Невидимый град | страница 29



Но где-то ведь он существует?

И она ожидает его изо дня в день, из года в год всю жизнь. Иногда она выходит на улицу безо всякого дела — у нее тайная игра с судьбой: она ожидает его из-за каждого утла, из каждой открывающейся двери, в каждом встречном лице. Она бормочет:

Черной улицей, грубо оттепелью обнаженной,
Бесстыдно выставляющей голые камни напоказ,
Я иду с робкой и нежной надеждой,
Почти безнадежной, что увижу вас.
Я не встречу вас ни у одного из перекрестков…

Это обращение к еще не встреченному, но такому реальному, что она даже не решается ему сказать слишком интимное «ты». Да, так и будет длиться почти всю жизнь: «не он, не тот», всегда трезвое и суровое понимание, как голос совести: «Не тот!» Позднее этот мотив перейдет в новый, не очень понятный и ей самой: «я — не жена». Так будет, пока на пути не встретится человек, который увидит ее душу, оправдает ее поиски и принесет ее совести мир. «Ляля мне сказала, — запишет он, — что перед единственным человеком она не чувствует греха. А я на это ответил, что „единственный“ тоже себя так чувствует, и еще, что все ошибки в ее жизни свидетельствуют о праведности ее души, направленной к Единственному по слепому пути»>>{28}. Это отталкивание от обычных форм человеческой любви и жажду в любви еще неведомого совершенства можно объяснить, вероятно, той самой жаждой, которая является основной движущей силой всякого искусства и мучает художника. В искусстве нас это не удивляет, но почему же не может быть художника любви?

Письмо Б. Л. Пастернака, адресованное В. Д. Пришвиной.

«Всякое искусство предполагает у художника наивное, чистое, святое бесстыдство рассказывать, показывать людям другим такую интимно-личную жизнь свою, от которой в былое время даже иконы завешивались… Путь художника есть путь преодоления этого стыда: художник снимает повязки с икон и через это в стыде укрываемое делает святым. Искусство это делает своими, единственно ему присущими средствами. Но Ляля, не владея никаким искусством, стала делать любовь свою как искусство. Вот почему только художник мог понять ее, и только художника могла она полюбить»>>{29}, — пишет в своем дневнике Пришвин.
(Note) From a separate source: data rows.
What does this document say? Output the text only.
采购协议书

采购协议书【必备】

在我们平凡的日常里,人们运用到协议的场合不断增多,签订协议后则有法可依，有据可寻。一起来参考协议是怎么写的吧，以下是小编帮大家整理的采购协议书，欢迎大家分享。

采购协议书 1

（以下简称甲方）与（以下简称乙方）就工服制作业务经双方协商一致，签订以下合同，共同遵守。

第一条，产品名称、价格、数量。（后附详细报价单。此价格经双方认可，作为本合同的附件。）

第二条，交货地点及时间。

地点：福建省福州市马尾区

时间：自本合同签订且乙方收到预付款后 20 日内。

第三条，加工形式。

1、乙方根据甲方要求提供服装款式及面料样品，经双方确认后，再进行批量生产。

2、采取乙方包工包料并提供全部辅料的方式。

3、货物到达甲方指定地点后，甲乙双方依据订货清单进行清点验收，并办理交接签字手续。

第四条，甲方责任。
Неблагополучие в природе и у людей девочка ощущает очень рано. За светом, который Ляля однажды увидела в любви, живет еще какая-то тьма, которая и отталкивает и почему-то манит.
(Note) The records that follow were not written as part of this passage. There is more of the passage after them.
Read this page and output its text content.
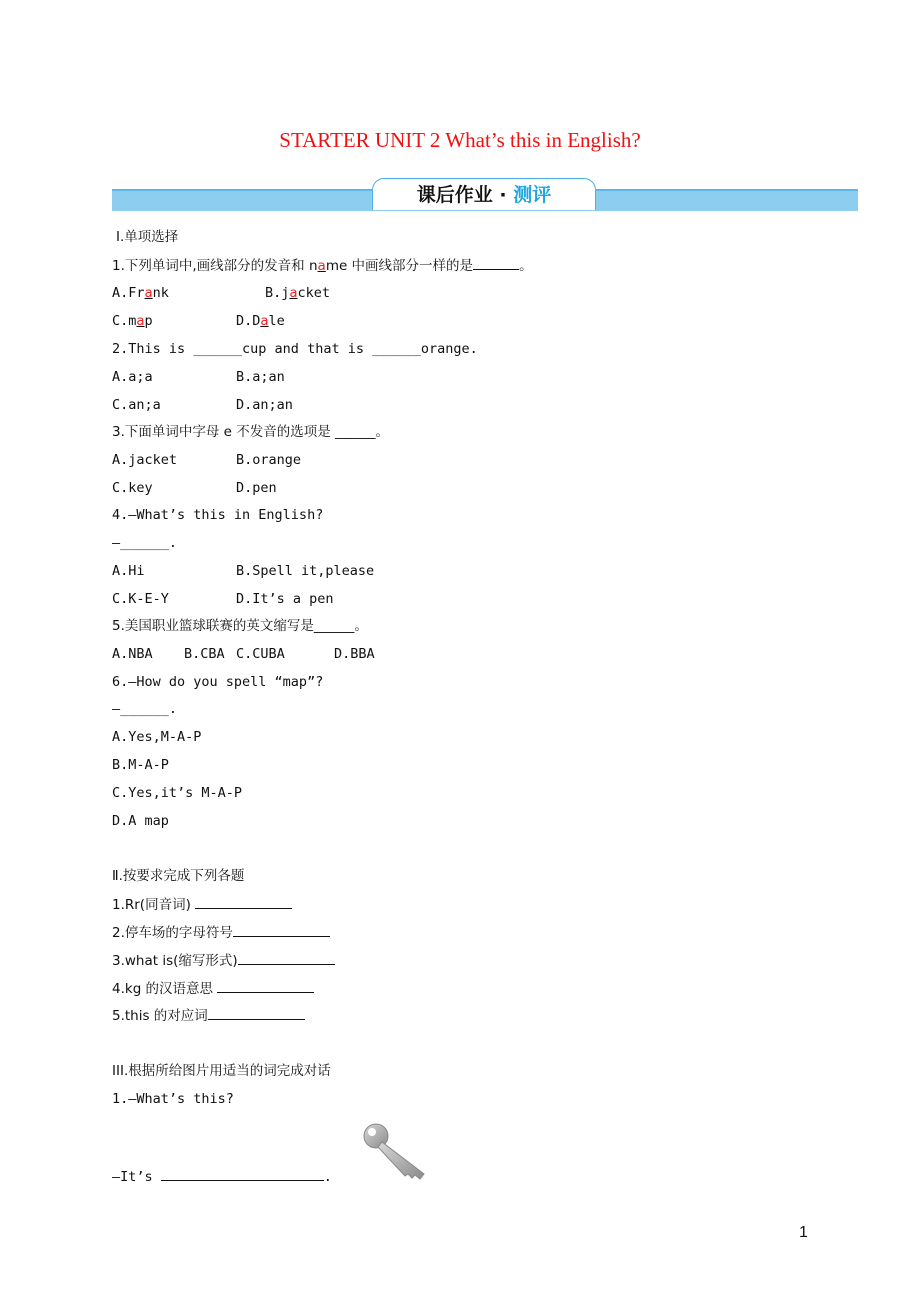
STARTER UNIT 2 What’s this in English?
课后作业 · 测评
Ⅰ.单项选择
1.下列单词中,画线部分的发音和 name 中画线部分一样的是	。
A.Frank	B.jacket
C.map	D.Dale
2.This is ______cup and that is ______orange.
A.a;a	B.a;an
C.an;a	D.an;an
3.下面单词中字母 e 不发音的选项是 ______。
A.jacket	B.orange
C.key	D.pen
4.—What’s this in English?
—______.
A.Hi	B.Spell it,please
C.K-E-Y	D.It’s a pen
5.美国职业篮球联赛的英文缩写是______。
A.NBA B.CBA C.CUBA	D.BBA
6.—How do you spell “map”?
—______.
A.Yes,M-A-P
B.M-A-P
C.Yes,it’s M-A-P
D.A map
Ⅱ.按要求完成下列各题
1.Rr(同音词)
2.停车场的字母符号
3.what is(缩写形式)
4.kg 的汉语意思
5.this 的对应词
III.根据所给图片用适当的词完成对话
1.—What’s this?
—It’s	.
1
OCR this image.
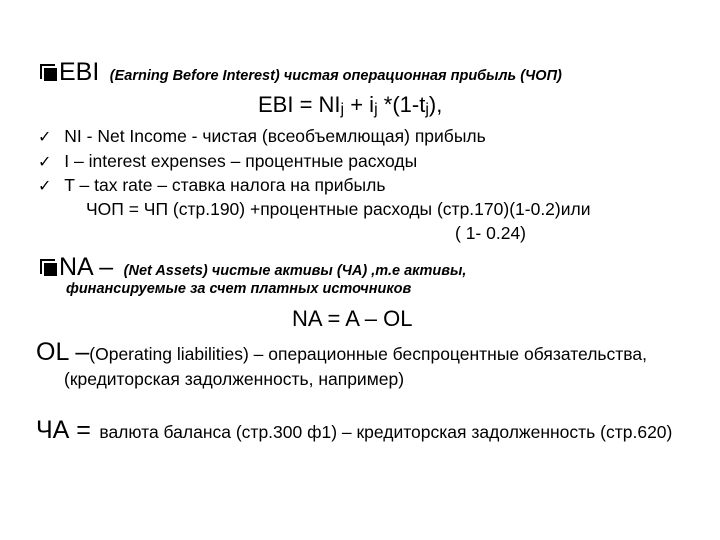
EBI (Earning Before Interest) чистая операционная прибыль (ЧОП)
EBI = $NI_j + i_j$ $*(1-t_j)$,
✓ NI - Net Income - чистая (всеобъемлющая) прибыль
✓ I – interest expenses – процентные расходы
✓ T – tax rate – ставка налога на прибыль
ЧОП = ЧП (стр.190) +процентные расходы (стр.170)(1-0.2)или
( 1- 0.24)
NA – (Net Assets) чистые активы (ЧА) ,т.е активы,
финансируемые за счет платных источников
NA = A – OL
OL –(Operating liabilities) – операционные беспроцентные обязательства,
(кредиторская задолженность, например)
ЧА = валюта баланса (стр.300 ф1) – кредиторская задолженность (стр.620)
В доме «гости». Отчего ей стыдно за того господина, который сидит у них за столом? Ей стыдно, а может быть, и жалко того за его щеки, этого за нос, того за живот, а эту за ее пальцы, фальшивый голос, рассказ, вызывающий нечистый смех. Она решительно проводит разграничивающую черту: за чертой — стыдное. К «стыдному» относится и такое, когда тот господин говорит об этой вот даме: «Моя жена». Какая-то тайна скрывается людьми за их благопристойным видом, за стенами их домов, в их уютных спальнях. Недаром она отводит глаза от светящихся окон, в которые тянет заглянуть с улицы: в людских жилищах совершается какая-то измена прекрасному, которым дышит природа и поэзия.